Forty-four per cent of teachers worked more than 50 hours a week, 23 per cent over 60 and almost 70 per cent said their workload had increased, with administration, assessment and new courses causing the extra work. Three-quarters said they had noticed an increase in their own and colleagues' absences through stress-related causes; 56 per cent said factors such as inspections, curriculum demands and budget cuts had increased their workload and 77 per cent described their job as a stressful occupation.
ATL president Roger Green, announcing the helpline initiative in his conference address in Harrogate last week, said the association's headquarters was 40 times more likely to deal with a teacher suffering from stress or ill health than with an industrial dispute.
Only the other day, he said, the round-the-clock ATL legal helpline, set up last June, took its thousandth call. This was causing concern as most of the calls were about marital worries.
"The stresses and strains of teaching are not just confined to the classroom or the school building... They are pulling at the very heart of family life."

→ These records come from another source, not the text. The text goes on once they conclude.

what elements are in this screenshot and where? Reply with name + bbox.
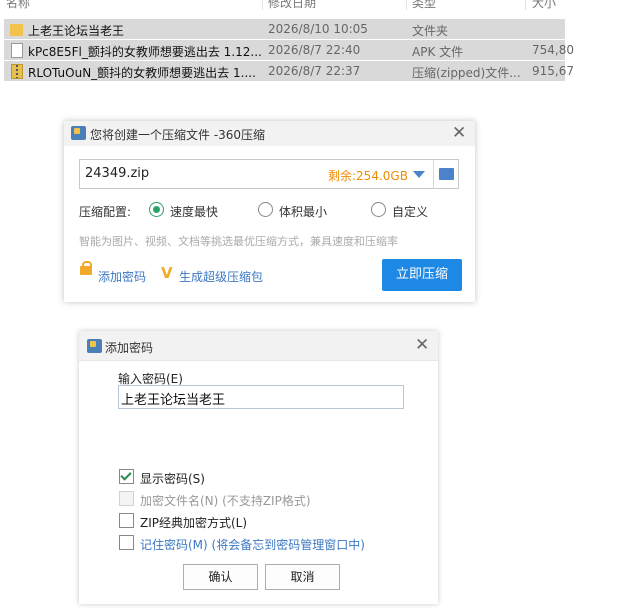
column-size[interactable]: 大小 (532, 0, 556, 10)
password-input[interactable]: 上老王论坛当老王 (118, 385, 404, 409)
super-package-link[interactable]: 生成超级压缩包 (179, 268, 263, 285)
encrypt-filename-label: 加密文件名(N) (不支持ZIP格式) (140, 494, 311, 508)
file-row[interactable]: kPc8E5Fl_颤抖的女教师想要逃出去 1.12... 2026/8/7 22… (4, 40, 574, 60)
radio-fastest[interactable] (149, 202, 164, 217)
file-date: 2026/8/7 22:37 (268, 64, 361, 78)
file-type: 文件夹 (412, 24, 449, 38)
remember-password-checkbox[interactable] (119, 535, 134, 550)
add-password-link[interactable]: 添加密码 (98, 268, 146, 285)
column-separator[interactable] (262, 0, 263, 10)
file-list-header: 名称 修改日期 类型 大小 (0, 0, 565, 10)
radio-custom-label[interactable]: 自定义 (392, 203, 428, 220)
column-separator[interactable] (525, 0, 526, 10)
column-separator[interactable] (406, 0, 407, 10)
file-size: 915,67 (532, 64, 574, 78)
radio-smallest-label[interactable]: 体积最小 (279, 203, 327, 220)
compress-dialog: 您将创建一个压缩文件 -360压缩 ✕ 24349.zip 剩余:254.0GB… (64, 121, 475, 302)
zip-classic-checkbox[interactable] (119, 513, 134, 528)
file-name: RLOTuOuN_颤抖的女教师想要逃出去 1.... (28, 66, 256, 80)
lock-icon[interactable] (80, 261, 92, 275)
file-row[interactable]: RLOTuOuN_颤抖的女教师想要逃出去 1.... 2026/8/7 22:3… (4, 61, 574, 81)
file-date: 2026/8/10 10:05 (268, 22, 368, 36)
archive-filename-field[interactable]: 24349.zip 剩余:254.0GB (79, 159, 459, 189)
archive-app-icon (71, 126, 86, 140)
encrypt-filename-checkbox (119, 491, 134, 506)
folder-icon (10, 24, 23, 36)
browse-folder-icon[interactable] (439, 168, 454, 180)
radio-smallest[interactable] (258, 202, 273, 217)
radio-custom[interactable] (371, 202, 386, 217)
archive-filename[interactable]: 24349.zip (85, 166, 149, 181)
super-package-icon[interactable]: V (161, 264, 173, 282)
file-row[interactable]: 上老王论坛当老王 2026/8/10 10:05 文件夹 (4, 19, 565, 39)
column-type[interactable]: 类型 (412, 0, 436, 10)
divider (433, 160, 434, 188)
file-size: 754,80 (532, 43, 574, 57)
radio-fastest-label[interactable]: 速度最快 (170, 203, 218, 220)
compress-dialog-titlebar[interactable]: 您将创建一个压缩文件 -360压缩 ✕ (64, 121, 475, 146)
file-name: 上老王论坛当老王 (28, 24, 125, 38)
file-type: 压缩(zipped)文件... (412, 66, 521, 80)
file-type: APK 文件 (412, 45, 464, 59)
options-label: 压缩配置: (79, 205, 132, 219)
compress-now-button[interactable]: 立即压缩 (382, 259, 462, 291)
show-password-checkbox[interactable] (119, 469, 134, 484)
close-icon[interactable]: ✕ (452, 125, 466, 142)
document-icon (11, 43, 23, 58)
password-dialog-titlebar[interactable]: 添加密码 ✕ (79, 331, 438, 361)
archive-app-icon (87, 339, 102, 353)
password-dialog: 添加密码 ✕ 输入密码(E) 上老王论坛当老王 显示密码(S) 加密文件名(N)… (79, 331, 438, 604)
compression-hint: 智能为图片、视频、文档等挑选最优压缩方式，兼具速度和压缩率 (79, 235, 398, 248)
close-icon[interactable]: ✕ (415, 337, 429, 354)
column-date[interactable]: 修改日期 (268, 0, 316, 10)
column-name[interactable]: 名称 (6, 0, 30, 10)
password-dialog-title: 添加密码 (105, 341, 154, 355)
show-password-label[interactable]: 显示密码(S) (140, 470, 205, 487)
remember-password-label[interactable]: 记住密码(M) (将会备忘到密码管理窗口中) (140, 536, 365, 553)
chevron-down-icon[interactable] (413, 171, 425, 178)
zip-icon (11, 64, 23, 79)
cancel-button[interactable]: 取消 (265, 564, 340, 590)
compress-dialog-title: 您将创建一个压缩文件 -360压缩 (90, 128, 266, 142)
zip-classic-label[interactable]: ZIP经典加密方式(L) (140, 514, 247, 531)
confirm-button[interactable]: 确认 (183, 564, 258, 590)
remaining-space: 剩余:254.0GB (328, 169, 408, 183)
file-date: 2026/8/7 22:40 (268, 43, 361, 57)
password-value[interactable]: 上老王论坛当老王 (121, 389, 225, 408)
file-name: kPc8E5Fl_颤抖的女教师想要逃出去 1.12... (28, 45, 262, 59)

This was one of three survey findings presented to the conference to back up debates. On Wednesday the subject was class size: on Thursday, inspections. The 25 branch secretaries in a geographical spread of education authorities unanimously agreed that with financial reductions and impending cuts class sizes would increase. Many said they already had. Nineteen said there would be job losses: 300 in one authority to single figures in others.
Although more than half of teachers questioned about inspections by the Office for Standards in Education found inspectors helpful and polite, 37 per cent said they were "arrogant, rude or bullying".
All branch officials said teachers had complained of increased workload and stress because of inspections and more than half said they noticed increased absence after an inspection.